In other words, Clemson will likely be fine as long as it handles its business the rest of the way. The problem is that, recently, it hasn’t been doing that.

Clemson’s home victory over Duke on Jan. 14 pushed the Tigers to 7-0 in league play and sent a statement to the rest of the country that they should be taken seriously. Since then, however, the Tigers have struggled mightily.

The two losses include that defeat to BC, while two of the victories came by one point apiece — including in another Q3 game against Florida State.

The immediate road does not get any easier for the Tigers. They will host Miami on Saturday before facing UNC in Chapel Hill next weekend, a place where Clemson has only won once in its history. This stretch presents Clemson a chance to get right — or fall into even more bubblicious territory.

More Tyler Kolek Appreciation

It has been nearly a month and a half since I last wrote about Tyler Kolek being one of the nation’s most underrated and underappreciated players, and it’s worth writing about again because he has only improved.

Marquette’s starting point guard is captaining the nation’s most efficient offense, which is on pace to post the fourth highest efficiency rating on KenPom in the last four seasons (trailing only Gonzaga, Baylor and Iowa from 2020-21).

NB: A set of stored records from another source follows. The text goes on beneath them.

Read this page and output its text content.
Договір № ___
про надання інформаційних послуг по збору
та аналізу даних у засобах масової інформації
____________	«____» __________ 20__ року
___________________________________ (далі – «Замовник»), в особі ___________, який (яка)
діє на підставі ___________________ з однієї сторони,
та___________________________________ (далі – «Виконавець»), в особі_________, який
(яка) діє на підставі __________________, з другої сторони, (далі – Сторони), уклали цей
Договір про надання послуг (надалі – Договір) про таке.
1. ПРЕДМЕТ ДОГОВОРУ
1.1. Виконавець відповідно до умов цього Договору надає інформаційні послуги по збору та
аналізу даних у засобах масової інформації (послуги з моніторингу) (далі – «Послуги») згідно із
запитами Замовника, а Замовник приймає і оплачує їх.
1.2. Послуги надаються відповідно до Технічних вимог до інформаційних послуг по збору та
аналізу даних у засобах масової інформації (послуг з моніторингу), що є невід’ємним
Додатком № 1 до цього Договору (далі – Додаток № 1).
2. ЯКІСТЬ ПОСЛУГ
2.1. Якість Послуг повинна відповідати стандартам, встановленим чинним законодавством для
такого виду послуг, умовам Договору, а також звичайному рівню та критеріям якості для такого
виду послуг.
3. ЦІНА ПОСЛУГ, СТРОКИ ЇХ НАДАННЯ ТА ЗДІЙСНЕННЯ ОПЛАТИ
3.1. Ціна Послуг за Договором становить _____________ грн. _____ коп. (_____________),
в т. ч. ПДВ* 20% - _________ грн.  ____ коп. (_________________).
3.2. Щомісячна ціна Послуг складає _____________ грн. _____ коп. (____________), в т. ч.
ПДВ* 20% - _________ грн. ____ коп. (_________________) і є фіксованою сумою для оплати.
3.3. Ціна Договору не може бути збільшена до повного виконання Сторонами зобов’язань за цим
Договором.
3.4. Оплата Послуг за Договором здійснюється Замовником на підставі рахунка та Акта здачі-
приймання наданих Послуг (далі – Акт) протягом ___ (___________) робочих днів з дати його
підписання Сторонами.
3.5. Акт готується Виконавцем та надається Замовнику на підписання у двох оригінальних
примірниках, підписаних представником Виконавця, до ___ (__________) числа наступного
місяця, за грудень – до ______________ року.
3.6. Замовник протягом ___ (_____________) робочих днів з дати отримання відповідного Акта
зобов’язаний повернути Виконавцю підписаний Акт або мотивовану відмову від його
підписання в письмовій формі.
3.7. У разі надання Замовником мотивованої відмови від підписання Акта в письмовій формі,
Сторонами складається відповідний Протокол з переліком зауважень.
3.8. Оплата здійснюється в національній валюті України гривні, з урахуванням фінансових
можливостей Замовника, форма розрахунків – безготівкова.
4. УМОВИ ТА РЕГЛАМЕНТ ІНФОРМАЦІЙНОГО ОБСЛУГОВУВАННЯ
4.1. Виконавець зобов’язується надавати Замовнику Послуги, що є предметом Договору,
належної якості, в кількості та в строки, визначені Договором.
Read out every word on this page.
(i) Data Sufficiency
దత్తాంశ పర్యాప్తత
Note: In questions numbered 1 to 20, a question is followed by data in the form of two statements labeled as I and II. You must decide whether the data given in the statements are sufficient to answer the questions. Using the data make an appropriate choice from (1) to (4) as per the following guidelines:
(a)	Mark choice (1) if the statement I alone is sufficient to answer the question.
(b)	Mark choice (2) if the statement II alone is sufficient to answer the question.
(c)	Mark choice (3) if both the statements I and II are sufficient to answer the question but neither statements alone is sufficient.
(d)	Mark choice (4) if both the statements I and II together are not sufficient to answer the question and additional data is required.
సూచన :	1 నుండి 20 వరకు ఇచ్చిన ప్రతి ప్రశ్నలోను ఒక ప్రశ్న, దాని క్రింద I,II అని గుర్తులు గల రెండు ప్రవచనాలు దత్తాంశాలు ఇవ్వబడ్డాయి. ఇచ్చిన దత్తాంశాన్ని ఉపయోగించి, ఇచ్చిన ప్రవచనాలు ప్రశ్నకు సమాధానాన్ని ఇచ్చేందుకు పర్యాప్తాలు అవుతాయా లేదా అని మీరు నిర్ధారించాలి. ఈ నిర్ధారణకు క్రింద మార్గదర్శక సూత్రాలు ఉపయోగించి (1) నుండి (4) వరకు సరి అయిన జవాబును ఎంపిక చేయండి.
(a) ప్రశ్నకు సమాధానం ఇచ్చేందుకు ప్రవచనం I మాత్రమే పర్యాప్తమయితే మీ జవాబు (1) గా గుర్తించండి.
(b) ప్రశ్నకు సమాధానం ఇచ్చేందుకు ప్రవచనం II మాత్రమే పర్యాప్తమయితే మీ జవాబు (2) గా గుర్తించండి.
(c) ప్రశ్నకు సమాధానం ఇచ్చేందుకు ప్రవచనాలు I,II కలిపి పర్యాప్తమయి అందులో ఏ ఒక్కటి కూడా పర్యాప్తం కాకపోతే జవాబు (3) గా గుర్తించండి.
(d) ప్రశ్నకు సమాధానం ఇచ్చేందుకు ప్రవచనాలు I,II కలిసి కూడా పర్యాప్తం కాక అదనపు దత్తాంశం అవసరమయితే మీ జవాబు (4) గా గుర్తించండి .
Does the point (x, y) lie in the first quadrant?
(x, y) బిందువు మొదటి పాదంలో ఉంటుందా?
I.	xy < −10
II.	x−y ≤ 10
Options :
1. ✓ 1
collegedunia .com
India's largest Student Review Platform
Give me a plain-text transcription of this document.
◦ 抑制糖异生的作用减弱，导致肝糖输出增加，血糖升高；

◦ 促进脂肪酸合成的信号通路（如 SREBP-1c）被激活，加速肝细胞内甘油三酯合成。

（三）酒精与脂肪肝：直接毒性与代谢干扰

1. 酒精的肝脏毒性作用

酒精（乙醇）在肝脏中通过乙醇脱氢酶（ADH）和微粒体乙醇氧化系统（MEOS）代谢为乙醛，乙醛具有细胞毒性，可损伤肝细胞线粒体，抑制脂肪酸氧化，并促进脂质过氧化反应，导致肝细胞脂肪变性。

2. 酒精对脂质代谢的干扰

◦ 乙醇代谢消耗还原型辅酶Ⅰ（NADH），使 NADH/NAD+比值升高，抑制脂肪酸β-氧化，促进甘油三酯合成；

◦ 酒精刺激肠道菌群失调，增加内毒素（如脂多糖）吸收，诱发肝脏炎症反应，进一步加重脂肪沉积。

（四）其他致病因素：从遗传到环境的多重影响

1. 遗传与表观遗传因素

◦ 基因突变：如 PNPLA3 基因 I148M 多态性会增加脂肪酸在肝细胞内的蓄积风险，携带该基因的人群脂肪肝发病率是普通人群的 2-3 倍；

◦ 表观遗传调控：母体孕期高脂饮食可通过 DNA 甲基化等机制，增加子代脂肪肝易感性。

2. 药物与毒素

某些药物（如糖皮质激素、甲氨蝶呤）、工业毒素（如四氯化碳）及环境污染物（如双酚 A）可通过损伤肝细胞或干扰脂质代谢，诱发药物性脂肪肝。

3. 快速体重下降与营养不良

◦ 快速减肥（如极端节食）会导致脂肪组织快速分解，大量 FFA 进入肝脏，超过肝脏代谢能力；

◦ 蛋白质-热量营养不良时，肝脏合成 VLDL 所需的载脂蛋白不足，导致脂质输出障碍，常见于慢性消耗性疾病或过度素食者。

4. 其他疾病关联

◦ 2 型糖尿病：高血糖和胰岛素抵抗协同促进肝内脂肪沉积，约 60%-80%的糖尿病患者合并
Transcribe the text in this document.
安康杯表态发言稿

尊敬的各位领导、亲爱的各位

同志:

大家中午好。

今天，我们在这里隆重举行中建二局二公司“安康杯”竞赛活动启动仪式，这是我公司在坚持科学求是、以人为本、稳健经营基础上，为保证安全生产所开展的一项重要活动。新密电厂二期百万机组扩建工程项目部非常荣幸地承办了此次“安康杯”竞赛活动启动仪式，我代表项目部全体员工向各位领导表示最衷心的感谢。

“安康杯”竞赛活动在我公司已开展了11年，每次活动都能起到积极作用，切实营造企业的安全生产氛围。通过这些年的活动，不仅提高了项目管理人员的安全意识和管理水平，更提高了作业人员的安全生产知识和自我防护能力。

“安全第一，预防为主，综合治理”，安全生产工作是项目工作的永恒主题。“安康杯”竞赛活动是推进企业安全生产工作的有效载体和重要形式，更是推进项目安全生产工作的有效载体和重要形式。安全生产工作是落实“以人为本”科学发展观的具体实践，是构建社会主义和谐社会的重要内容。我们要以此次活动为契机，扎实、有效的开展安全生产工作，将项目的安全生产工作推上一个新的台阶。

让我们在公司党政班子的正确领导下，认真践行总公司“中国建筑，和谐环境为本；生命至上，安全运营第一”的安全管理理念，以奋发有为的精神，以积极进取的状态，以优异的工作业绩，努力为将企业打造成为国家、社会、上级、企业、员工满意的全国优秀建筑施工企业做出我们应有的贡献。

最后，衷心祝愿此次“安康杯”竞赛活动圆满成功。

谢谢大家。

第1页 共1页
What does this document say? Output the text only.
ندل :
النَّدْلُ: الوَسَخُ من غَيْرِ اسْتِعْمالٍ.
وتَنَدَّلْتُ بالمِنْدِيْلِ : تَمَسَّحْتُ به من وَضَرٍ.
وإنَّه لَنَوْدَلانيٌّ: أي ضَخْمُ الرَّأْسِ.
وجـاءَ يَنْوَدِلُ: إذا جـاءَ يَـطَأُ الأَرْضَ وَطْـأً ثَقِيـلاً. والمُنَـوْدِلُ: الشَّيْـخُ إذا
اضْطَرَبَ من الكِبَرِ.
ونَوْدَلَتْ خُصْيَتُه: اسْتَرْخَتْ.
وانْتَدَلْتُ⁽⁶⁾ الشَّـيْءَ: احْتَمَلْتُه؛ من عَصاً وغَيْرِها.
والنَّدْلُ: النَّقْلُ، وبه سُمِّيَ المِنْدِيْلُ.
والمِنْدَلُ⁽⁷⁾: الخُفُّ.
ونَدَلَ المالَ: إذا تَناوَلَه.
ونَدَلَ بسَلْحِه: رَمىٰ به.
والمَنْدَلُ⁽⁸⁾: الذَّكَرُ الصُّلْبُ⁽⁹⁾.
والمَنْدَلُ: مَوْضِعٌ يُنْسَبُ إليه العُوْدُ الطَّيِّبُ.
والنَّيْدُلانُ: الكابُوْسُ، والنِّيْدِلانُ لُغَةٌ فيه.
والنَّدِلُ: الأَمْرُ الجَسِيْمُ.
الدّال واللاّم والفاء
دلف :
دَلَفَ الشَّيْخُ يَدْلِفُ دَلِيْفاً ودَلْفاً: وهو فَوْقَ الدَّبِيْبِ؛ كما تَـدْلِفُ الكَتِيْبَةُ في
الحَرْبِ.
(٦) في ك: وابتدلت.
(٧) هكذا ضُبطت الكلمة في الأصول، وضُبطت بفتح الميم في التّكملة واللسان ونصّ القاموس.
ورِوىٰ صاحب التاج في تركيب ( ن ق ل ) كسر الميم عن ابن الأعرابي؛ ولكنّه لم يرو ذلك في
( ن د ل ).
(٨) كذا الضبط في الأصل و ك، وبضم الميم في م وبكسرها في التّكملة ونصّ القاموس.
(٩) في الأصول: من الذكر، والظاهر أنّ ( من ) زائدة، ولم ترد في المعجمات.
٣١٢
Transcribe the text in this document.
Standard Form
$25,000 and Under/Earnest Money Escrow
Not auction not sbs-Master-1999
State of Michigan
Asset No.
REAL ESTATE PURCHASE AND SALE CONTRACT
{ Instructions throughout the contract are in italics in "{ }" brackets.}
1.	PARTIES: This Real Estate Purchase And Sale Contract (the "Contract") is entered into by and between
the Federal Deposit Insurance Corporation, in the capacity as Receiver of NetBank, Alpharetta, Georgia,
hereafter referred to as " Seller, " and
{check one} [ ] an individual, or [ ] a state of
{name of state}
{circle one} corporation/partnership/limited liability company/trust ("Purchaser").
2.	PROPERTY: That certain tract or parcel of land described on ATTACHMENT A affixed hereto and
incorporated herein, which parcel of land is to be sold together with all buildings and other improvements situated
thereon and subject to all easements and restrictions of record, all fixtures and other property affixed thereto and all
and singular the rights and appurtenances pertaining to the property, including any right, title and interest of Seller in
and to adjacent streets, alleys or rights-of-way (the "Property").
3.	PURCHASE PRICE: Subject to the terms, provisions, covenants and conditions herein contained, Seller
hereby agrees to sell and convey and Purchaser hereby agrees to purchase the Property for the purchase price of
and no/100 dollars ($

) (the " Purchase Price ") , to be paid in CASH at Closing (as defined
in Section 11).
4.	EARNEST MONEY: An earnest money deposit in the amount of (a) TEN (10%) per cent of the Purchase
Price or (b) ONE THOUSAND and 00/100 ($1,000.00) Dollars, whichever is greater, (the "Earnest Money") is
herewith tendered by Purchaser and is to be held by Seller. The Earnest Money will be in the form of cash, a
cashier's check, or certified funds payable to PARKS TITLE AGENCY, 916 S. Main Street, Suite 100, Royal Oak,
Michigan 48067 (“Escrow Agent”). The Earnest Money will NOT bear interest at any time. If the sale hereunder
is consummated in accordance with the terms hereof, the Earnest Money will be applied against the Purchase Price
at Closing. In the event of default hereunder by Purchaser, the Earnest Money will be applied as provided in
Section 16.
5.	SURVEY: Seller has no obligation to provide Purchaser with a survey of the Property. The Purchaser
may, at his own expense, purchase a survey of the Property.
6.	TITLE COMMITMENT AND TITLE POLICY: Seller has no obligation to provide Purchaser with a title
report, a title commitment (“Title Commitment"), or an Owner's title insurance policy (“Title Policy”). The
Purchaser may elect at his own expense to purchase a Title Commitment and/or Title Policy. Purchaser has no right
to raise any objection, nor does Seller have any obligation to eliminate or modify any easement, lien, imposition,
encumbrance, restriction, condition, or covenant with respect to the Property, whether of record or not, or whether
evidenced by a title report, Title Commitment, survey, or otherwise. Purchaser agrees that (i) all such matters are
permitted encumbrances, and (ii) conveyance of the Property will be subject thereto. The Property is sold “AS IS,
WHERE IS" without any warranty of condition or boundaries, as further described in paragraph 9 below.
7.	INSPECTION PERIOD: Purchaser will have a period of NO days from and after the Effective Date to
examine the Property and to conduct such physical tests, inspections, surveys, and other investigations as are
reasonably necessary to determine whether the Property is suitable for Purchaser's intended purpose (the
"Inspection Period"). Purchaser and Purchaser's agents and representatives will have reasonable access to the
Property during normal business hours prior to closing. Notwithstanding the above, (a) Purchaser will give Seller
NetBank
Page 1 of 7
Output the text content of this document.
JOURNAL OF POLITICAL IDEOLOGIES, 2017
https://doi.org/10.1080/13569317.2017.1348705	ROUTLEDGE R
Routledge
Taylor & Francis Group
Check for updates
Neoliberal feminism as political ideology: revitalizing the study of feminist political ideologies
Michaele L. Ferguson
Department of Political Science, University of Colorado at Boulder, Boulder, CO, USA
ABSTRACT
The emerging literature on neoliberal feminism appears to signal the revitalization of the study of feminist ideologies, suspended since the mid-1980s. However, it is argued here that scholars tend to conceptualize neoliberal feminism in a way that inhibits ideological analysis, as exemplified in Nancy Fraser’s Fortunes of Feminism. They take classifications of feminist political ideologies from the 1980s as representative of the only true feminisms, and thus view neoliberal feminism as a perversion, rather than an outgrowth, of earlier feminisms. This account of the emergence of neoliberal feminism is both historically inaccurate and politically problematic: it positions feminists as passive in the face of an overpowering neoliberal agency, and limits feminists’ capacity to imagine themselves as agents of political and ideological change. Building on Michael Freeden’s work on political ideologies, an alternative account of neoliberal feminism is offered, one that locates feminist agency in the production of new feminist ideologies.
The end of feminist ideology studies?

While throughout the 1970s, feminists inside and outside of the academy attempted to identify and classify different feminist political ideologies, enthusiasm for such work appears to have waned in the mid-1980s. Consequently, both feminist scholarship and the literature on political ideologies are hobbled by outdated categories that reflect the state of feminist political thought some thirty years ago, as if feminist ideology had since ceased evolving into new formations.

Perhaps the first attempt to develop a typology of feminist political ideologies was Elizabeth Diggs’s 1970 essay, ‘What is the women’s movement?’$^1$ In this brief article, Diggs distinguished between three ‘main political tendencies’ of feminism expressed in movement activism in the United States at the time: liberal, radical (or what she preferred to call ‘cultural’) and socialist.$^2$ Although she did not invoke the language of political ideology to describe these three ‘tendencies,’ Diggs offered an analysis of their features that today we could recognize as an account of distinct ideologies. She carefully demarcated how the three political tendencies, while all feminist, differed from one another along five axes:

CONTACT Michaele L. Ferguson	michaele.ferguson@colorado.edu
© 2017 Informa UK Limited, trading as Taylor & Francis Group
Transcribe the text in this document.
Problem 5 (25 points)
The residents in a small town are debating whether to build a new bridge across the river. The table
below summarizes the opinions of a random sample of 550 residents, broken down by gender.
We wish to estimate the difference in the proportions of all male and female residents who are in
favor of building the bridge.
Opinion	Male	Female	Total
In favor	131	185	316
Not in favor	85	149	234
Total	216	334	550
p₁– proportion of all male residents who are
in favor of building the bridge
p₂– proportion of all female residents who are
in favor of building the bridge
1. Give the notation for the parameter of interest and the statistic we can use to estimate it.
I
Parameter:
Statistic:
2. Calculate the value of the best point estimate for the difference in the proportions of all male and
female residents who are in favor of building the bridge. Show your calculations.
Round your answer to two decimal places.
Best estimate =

Kolek doesn’t get the credit for it because he’s not a high scorer (11.2 ppg), but he is the engine that makes everything go.

Here is where he ranks nationally in some very notable categories:

  • 2nd in assist/turnover ratio
  • 3rd in assists with 7.9 per game (1st in the Big East by 2.6 per game)
  • 3rd in EvanMiya’s Box BPR, which measures overall player impact
  • 8th in assist rate

Kolek is also the guy Marquette goes to whenever the game is on the line! He has the kind of moxie and basketball savvy to do whatever it takes to beat the opponent across from him.

I firmly believe that if he played for a team like Villanova, Duke or Kansas, there would be a bigger national conversation about his standing among the nation’s best point guards. Maybe even some debate over his status as an All-American. He is that good, and it’s time we started appreciating that.

UAB’s Statement

Remember when UAB entered the season as a borderline top-25 team and mid-major darling?

The Blazers largely fell out of the national consciousness when they went 1-5 during a six-game stretch in mid-January, but Andy Kennedy’s squad made a statement on Thursday that they’re still a forced to be reckoned with.

UAB beat Florida Atlantic 86-77 to end the Owls’ 20-game win streak, which was the longest in the nation. The Blazers did so in convincing fashion, too, leading by double digits for most of the game.

Remember earlier, when I said context matters? It matters when talking about the Blazers’ tough stretch, too.

Four of those five losses came by three points or fewer, two of those coming in overtime. Three of their five losses were Quad 1 or 2 games, which won’t exactly hurt their tournament resume. Star guard Jelly Walker also missed some of those games with a foot injury; in his return from the sideline, Walker had 13 points and six assists off the bench in the win over FAU.

UAB’s hopes of earning an at-large bid are gone. Beating FAU didn’t change that. At the same time, the Blazers are now healthy again and beating FAU the way they did was a reminder of the kind of force this team can be in March.